Rezension

The National

Alligator


Highlights: Secret Meeting // Baby, We'll Be Fine // Mr. November
Genre: Indie
Sounds Like: Nick Cave & The Bad Seeds // Tindersticks // Joy Division

VÖ: 11.04.2005

Es passiert ganz selten. Urplötzlich taucht eine Band auf, von der man voher noch nie was gehört hat. Zufällig schnappt man irgendwo einen Song auf, den man ganz gut findet, kauft sich dann aus einem nicht erklärbaren Grund die Platte und wird bereits nach dem ersten Hören weggeblasen. In solchen Momenten merkt man erst, wie gut es tut, mal ohne große Erwartungen oder durch eine Hype beeinflusste Haltung an ein Album heranzugehen.

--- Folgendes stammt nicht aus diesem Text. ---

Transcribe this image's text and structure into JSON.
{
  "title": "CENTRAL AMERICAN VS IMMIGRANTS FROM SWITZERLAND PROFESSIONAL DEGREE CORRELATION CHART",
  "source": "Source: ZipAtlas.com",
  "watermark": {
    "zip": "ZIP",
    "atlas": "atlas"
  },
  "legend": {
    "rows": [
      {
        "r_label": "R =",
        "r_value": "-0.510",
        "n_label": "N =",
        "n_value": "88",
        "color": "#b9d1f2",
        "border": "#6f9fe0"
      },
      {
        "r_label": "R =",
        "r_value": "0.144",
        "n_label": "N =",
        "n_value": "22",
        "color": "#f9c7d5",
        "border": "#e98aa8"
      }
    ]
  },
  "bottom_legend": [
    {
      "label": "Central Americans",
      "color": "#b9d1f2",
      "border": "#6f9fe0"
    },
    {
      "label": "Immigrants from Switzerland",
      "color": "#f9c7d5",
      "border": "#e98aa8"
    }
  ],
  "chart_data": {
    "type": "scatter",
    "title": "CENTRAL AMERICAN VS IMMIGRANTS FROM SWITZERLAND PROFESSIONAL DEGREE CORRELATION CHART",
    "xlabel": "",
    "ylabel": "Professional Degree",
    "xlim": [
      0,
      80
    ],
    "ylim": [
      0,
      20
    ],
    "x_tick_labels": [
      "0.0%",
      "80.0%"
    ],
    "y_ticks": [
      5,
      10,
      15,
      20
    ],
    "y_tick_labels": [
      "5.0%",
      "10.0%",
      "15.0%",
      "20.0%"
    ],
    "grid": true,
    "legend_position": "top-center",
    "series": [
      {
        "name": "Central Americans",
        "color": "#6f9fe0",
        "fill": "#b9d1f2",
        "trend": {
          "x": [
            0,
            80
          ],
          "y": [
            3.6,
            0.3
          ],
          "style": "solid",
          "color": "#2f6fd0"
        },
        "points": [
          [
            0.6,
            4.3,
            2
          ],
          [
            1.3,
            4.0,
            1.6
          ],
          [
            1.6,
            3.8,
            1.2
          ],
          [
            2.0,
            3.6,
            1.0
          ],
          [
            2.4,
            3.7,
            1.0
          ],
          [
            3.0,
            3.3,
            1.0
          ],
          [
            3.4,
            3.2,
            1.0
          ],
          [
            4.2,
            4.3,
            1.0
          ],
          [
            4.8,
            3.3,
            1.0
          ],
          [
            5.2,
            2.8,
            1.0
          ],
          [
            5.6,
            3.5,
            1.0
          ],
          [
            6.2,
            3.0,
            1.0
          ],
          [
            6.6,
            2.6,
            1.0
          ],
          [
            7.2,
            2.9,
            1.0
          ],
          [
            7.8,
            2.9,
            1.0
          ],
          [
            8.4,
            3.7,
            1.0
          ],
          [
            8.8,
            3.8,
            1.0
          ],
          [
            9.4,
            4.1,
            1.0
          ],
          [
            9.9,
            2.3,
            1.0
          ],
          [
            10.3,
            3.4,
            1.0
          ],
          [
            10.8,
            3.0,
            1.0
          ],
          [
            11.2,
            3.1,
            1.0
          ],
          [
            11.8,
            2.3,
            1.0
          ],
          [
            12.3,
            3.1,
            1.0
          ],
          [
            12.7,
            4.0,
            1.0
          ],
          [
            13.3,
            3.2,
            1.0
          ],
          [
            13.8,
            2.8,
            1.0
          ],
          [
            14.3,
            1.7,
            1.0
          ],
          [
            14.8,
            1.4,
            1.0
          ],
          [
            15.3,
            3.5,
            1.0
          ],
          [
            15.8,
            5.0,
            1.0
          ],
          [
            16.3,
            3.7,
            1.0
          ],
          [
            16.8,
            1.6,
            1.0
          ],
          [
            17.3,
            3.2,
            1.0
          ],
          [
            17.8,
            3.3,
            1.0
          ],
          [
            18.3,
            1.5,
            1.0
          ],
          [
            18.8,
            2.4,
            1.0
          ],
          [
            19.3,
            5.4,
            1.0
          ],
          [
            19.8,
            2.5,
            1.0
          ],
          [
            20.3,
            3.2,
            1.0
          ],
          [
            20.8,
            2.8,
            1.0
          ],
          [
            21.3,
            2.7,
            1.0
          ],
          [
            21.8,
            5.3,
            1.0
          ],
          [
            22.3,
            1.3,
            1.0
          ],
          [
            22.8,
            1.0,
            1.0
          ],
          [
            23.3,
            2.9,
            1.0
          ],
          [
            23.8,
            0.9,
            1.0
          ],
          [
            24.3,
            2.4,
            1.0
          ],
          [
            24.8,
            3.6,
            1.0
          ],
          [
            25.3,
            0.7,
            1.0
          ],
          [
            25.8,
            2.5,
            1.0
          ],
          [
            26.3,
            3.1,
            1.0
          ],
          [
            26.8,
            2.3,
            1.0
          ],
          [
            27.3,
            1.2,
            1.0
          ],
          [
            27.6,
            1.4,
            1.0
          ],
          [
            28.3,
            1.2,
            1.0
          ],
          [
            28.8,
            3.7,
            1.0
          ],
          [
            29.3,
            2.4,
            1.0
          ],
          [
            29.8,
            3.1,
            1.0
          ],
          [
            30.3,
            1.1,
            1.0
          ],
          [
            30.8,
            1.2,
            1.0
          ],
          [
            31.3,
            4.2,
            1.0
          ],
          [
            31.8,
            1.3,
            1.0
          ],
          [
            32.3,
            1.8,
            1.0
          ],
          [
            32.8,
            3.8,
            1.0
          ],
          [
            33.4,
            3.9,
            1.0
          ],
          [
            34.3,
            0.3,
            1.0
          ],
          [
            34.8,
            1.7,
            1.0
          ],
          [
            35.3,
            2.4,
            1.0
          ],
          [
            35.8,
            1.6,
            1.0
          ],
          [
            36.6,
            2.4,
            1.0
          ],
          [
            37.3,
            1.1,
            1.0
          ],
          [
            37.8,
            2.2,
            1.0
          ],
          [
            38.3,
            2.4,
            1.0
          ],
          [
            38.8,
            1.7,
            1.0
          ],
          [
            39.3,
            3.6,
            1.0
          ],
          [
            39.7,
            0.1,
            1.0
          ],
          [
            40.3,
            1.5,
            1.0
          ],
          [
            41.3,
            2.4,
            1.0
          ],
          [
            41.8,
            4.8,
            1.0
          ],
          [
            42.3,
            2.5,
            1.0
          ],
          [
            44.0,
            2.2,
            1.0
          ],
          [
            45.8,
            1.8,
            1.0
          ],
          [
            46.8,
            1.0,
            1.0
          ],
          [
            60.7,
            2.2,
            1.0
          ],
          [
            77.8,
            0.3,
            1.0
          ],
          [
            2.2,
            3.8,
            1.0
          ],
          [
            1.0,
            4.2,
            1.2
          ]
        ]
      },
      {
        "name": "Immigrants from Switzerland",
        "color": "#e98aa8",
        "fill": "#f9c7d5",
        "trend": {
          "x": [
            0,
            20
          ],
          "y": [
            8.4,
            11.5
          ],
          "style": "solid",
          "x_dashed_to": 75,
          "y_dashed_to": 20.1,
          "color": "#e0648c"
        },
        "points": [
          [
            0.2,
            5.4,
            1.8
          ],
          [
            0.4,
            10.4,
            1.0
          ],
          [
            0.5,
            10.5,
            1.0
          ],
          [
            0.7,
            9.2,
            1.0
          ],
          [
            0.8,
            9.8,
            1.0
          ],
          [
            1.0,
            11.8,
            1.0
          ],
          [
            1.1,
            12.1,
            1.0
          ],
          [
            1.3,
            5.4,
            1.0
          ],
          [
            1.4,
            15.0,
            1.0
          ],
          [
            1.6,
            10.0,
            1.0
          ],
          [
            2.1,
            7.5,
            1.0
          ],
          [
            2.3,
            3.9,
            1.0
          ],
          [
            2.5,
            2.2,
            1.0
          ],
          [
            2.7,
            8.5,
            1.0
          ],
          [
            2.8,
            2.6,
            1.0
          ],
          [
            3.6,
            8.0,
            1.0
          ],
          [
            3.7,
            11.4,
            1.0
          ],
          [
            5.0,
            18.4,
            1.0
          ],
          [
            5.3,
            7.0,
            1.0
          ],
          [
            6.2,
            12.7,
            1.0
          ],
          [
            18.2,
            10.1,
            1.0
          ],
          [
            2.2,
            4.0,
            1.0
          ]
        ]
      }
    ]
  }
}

Nachdem die letzten Töne von "Alligator" schon längst verklungen sind und man sich dabei ertappt, wie man trotzdem noch mit offenem Mund in die Stille lauscht, schießt unweigerlich nur eine Frage in den Kopf: Wer zur Hölle ist das eigentlich, der knapp 50 Minuten die Welt still stehen lässt? Die Mitglieder von The National stammen alle aus der tiefsten Provinz. Der Musik willen schmissen sie ihre Jobs um in New York, wo auch sonst, gemeinsam die Musik zu machen, die für alle Melancholiker da draußen die neue Offenbarung sein dürfte. Herzzereißende Melodien tanzen in sanftem Einklang mit der gesungenen Poesie von Sänger Matt Berninger, dem man bei jedem Wort förmlich an den Lippen hängt.

Schon beim wunderschönen Opener "Secret Meeting" läuft es einem eiskalt den Rücken runter. Wann wurde eigentlich zum letzten Mal das Wort Sehnsucht so authentisch vertont? Zu diesem Zeitpunkt hat man allenfalls eine vage Ahnung, was die folgenden Songs mit der eigenen Gefühlswelt anstellen werden. In "Daughters Of The Soho Riots" kriecht die Stimme Berninger´s förmlich in den Kopf und lässt alles andere plötzlich so unheimlich unwichtig erscheinen. Wie man ein Orchester einsetzt, welches so perfekt mit den unglaublichen Gitarrenlinien zusammenarbeitet, aber gleichzeitig nicht mal im Ansatz kitschig wirkt, zeigen besonders "City Middle" und "Baby, We´ll Be Fine". Als ob die Knie nicht schon weich genug wären, holt man sich für "Looking For Astronauts" und "Val Jester" auch noch bezaubernde weibliche Vocals ins Boot, die den Songs noch mehr Tiefe und Schönheit verleihen. Herrgott, wem da immer noch keine Träne ins Auge gefahren ist, kann kein Mensch sein.

Immer nur Trübsal blasen ist aber auch nicht. Das wissen auch The National und lassen den Freuden- und Hoffnungsschimmer am Horizont nie ganz verschwinden. "Lit Up" erscheint im Kontext des Albums so als besonders aufmunternder Klaps auf die Schulter und die mehr oder weniger einzige Uptempo- Nummer "Abel" wirkt doppelt so euphorisch. Das man einen Übersong wie "Mr. November" schließlich ans Ende stellt, zeugt von Mut und absoluter Überzeugung der eigenen Sache. Eine Hymne für und an das Leben. Die Unsterblichkeit ist doch nicht so weit entfernt, wie man immer gedacht hatte.

Wahrscheinlich wird auch diesem Album nicht die Aufmerksamkeit zuteil, die es eigentlich verdient hätte. Vielleicht aber auch besser so, denn das macht "Alligator" zu etwas noch Besondererem: Eine Zuflucht der ganz großen Musik in einer Welt, die fast verlernt hat, was Musik eigentlich ist.